O ministro falou na TV que o país gasta mais do que arrecada, o que é verdade. Mas não discutiu o porquê. Nem quais devem ser as prioridades do Estado e o que deve ser cortado.

O aumento da destinação de recursos em gastos públicos, como educação e saúde, tem ocorrido acima da inflação nas últimas décadas – em parte para responder às demandas sociais presentes na Carta Magna de 1988 e, consequentemente, tentar reduzir o imenso abismo social do país. Se o reajuste tivesse sido apenas pela inflação, anualmente teríamos um reajuste de custos e o tamanho da oferta de serviços não cresceria, permanecendo tudo como estava.

Se a qualidade do serviço público segue, mesmo assim, insuficiente para a garantia da dignidade da população, imagine quando novos investimentos para além da inflação forem cortados. O que deve acontecer, de acordo com o texto da proposta aprovado, nesta quinta, na comissão especial da Câmara dos Deputados criada para analisar a PEC, a partir de 2018.

Educação e saúde, até hoje, eram atreladas a uma porcentagem do orçamento (o montante da saúde, em nível federal, cresce baseado na variação do PIB, e o da educação, deve ser de, pelo menos, 18% da receita).

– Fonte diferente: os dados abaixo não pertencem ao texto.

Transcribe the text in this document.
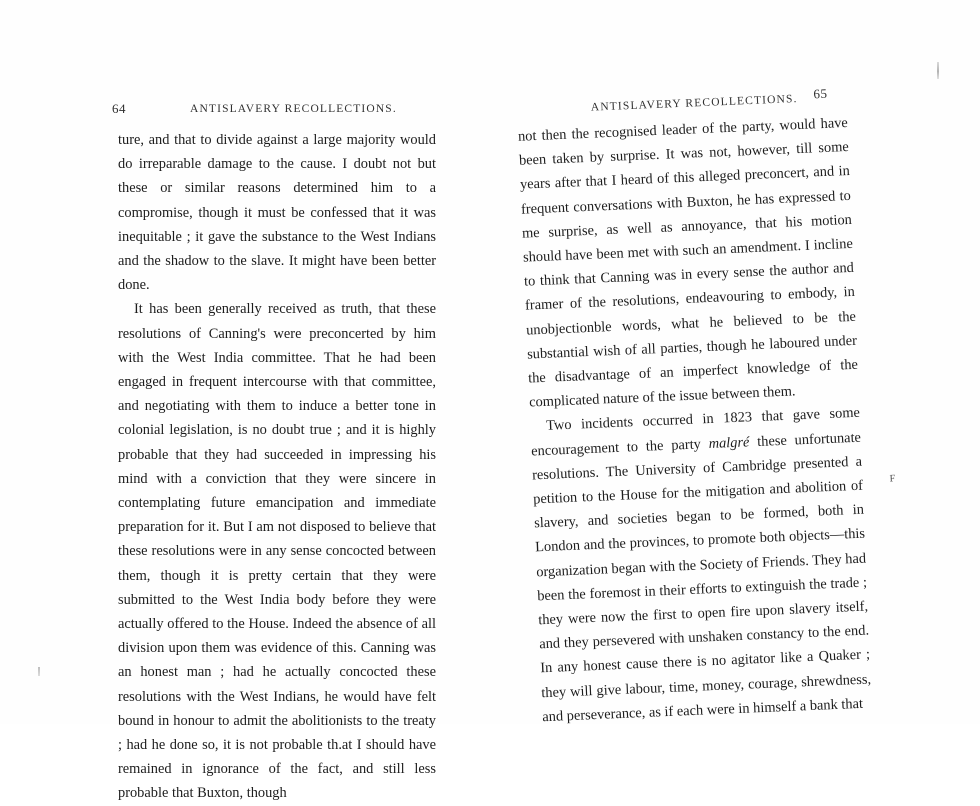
64	ANTISLAVERY RECOLLECTIONS.

ture, and that to divide against a large majority would do irreparable damage to the cause. I doubt not but these or similar reasons determined him to a compromise, though it must be confessed that it was inequitable ; it gave the substance to the West Indians and the shadow to the slave. It might have been better done.

It has been generally received as truth, that these resolutions of Canning's were preconcerted by him with the West India committee. That he had been engaged in frequent intercourse with that committee, and negotiating with them to induce a better tone in colonial legislation, is no doubt true ; and it is highly probable that they had succeeded in impressing his mind with a conviction that they were sincere in contemplating future emancipation and immediate preparation for it. But I am not disposed to believe that these resolutions were in any sense concocted between them, though it is pretty certain that they were submitted to the West India body before they were actually offered to the House. Indeed the absence of all division upon them was evidence of this. Canning was an honest man ; had he actually concocted these resolutions with the West Indians, he would have felt bound in honour to admit the abolitionists to the treaty ; had he done so, it is not probable th.at I should have remained in ignorance of the fact, and still less probable that Buxton, though

ANTISLAVERY RECOLLECTIONS. 65

not then the recognised leader of the party, would have been taken by surprise. It was not, however, till some years after that I heard of this alleged preconcert, and in frequent conversations with Buxton, he has expressed to me surprise, as well as annoyance, that his motion should have been met with such an amendment. I incline to think that Canning was in every sense the author and framer of the resolutions, endeavouring to embody, in unobjectionble words, what he believed to be the substantial wish of all parties, though he laboured under the disadvantage of an imperfect knowledge of the complicated nature of the issue between them.

Two incidents occurred in 1823 that gave some encouragement to the party malgré these unfortunate resolutions. The University of Cambridge presented a petition to the House for the mitigation and abolition of slavery, and societies began to be formed, both in London and the provinces, to promote both objects—this organization began with the Society of Friends. They had been the foremost in their efforts to extinguish the trade ; they were now the first to open fire upon slavery itself, and they persevered with unshaken constancy to the end. In any honest cause there is no agitator like a Quaker ; they will give labour, time, money, courage, shrewdness, and perseverance, as if each were in himself a bank that

F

Como o governo está propondo um teto para a evolução das despesas públicas baseado na variação da inflação (ou seja, sem crescimento real), precisará restringir, a partir de 2018, o que é gasto nessas áreas pois não poderá cortar de outros lados protegidos, como o salário e verba de custeio de deputados federais, senadores, ministros e presidente.

Ninguém nega que o déficit público precisa ser equacionado e que soluções amargas devem ser propostas e discutidas. E todos terão que dar sua contribuição. Mas Michel Temer e seu porta-voz Henrique Meirelles demonstram um carinho grande com o andar de cima ao propor uma medida que limitará gastos que mexem diretamente com a qualidade de vida dos mais pobres e evitam aplicar remédios amargos entre os mais ricos.

Por exemplo, a volta da taxação de dividendos recebidos de empresas e uma alteração decente na tabela do Imposto de Renda (criando novas alíquotas para cobrar mais de quem ganha mais e isentando a maior parte da classe média). Isso sem falar na regulamentação de um imposto sobre grandes fortunas e um aumento na taxação de grandes heranças (seguindo o modelo norte-americano ou europeu).

Essas medidas sozinhas não resolvem a bancarrota para a qual caminhamos, mas sinalizaria algo importante: que o país não é mais um lugar no qual os lucros são privatizados (aliás, os mais ricos ganharam muito mais do que os mais pobres durante os governos do PSDB e PT) e os prejuízos são socializados (daí, apenas entre os mais pobres). O governo ao invés de buscar medidas que amortecessem o sofrimentos dos mais pobres, que são os que mais sentem uma crise econômica, tenta preservar os mais ricos e as associações empresariais que os colocaram lá.

Se todos contribuíssem, o texto da Constituição Federal de 1988 continuaria, aos poucos, a deixar de ser ficção e se tornar realidade.